【MaskRCNN】源码系列一：train数据处理三

最新推荐文章于 2023-02-12 17:00:47 发布

mjiansun

最新推荐文章于 2023-02-12 17:00:47 发布

阅读量812

点赞数 2

分类专栏： Keras 论文笔记

本文链接：https://blog.csdn.net/u013066730/article/details/102504951

版权

论文笔记同时被 2 个专栏收录

87 篇文章

订阅专栏

Keras

43 篇文章

订阅专栏

data_generator（接着数据处理二，data_generator中还有一部分没讲）

build_rpn_targets

data_generator（接着数据处理二，data_generator中还有一部分没讲）

build_rpn_targets

            rpn_match, rpn_bbox = build_rpn_targets(image.shape, anchors,
                                                    gt_class_ids, gt_boxes, config)

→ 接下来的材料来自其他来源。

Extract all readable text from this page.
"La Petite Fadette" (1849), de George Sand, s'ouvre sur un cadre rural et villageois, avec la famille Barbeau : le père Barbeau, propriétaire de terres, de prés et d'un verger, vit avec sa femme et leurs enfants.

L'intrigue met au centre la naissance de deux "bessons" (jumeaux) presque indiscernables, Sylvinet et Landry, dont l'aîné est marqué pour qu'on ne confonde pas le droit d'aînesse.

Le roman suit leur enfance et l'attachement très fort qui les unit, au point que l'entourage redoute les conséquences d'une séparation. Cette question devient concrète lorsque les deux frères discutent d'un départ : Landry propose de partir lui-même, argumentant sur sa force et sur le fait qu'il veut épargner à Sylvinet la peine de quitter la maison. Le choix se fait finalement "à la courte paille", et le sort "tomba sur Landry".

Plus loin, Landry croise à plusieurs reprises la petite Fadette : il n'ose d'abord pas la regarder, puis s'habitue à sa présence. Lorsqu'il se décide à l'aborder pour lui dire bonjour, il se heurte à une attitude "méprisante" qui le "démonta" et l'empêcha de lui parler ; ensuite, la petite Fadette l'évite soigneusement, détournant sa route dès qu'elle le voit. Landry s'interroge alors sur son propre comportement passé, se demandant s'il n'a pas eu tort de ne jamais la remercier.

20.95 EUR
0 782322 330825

这个build_rpn_targets函数出现在mrcnn/model.py函数中。
def build_rpn_targets(image_shape, anchors, gt_class_ids, gt_boxes, config):
输入参数

image_shape：输入处理过后的图像，形状为（1024，1024，3）；

anchors：预设的anchorboxes，形状为（261888，4）；

gt_class_ids：一张图片有多少个实例，那么维度即为多少，接着数据处理二中的情况，这里依旧为（26，）；

gt_boxes：有26个实例，其对应的坐标为（26，4）；

config：就是之前设置的配置文件。
    # RPN Match: 1 = positive anchor, -1 = negative anchor, 0 = neutral
    rpn_match = np.zeros([anchors.shape[0]], dtype=np.int32)
    # RPN bounding boxes: [max anchors per image, (dy, dx, log(dh), log(dw))]
    rpn_bbox = np.zeros((config.RPN_TRAIN_ANCHORS_PER_IMAGE, 4))
参数初始化，rpn_match形状为（261888，），rpn_bbox形状为（256，4）。
    # Handle COCO crowds
    # A crowd box in COCO is a bounding box around several instances. Exclude
    # them from training. A crowd box is given a negative class ID.
    crowd_ix = np.where(gt_class_ids < 0)[0]
    if crowd_ix.shape[0] > 0:
        # Filter out crowds from ground truth class IDs and boxes
        non_crowd_ix = np.where(gt_class_ids > 0)[0]
        crowd_boxes = gt_boxes[crowd_ix]
        gt_class_ids = gt_class_ids[non_crowd_ix]
        gt_boxes = gt_boxes[non_crowd_ix]
        # Compute overlaps with crowd boxes [anchors, crowds]
        crowd_overlaps = utils.compute_overlaps(anchors, crowd_boxes)
        crowd_iou_max = np.amax(crowd_overlaps, axis=1)
        no_crowd_bool = (crowd_iou_max < 0.001)
    else:
        # All anchors don't intersect a crowd
        no_crowd_bool = np.ones([anchors.shape[0]], dtype=bool)
寻找数据当中有没有特别拥挤的，如果是特别拥挤的就需要另作处理，但这里不介绍，因为一般情况下也不会有这样的数据。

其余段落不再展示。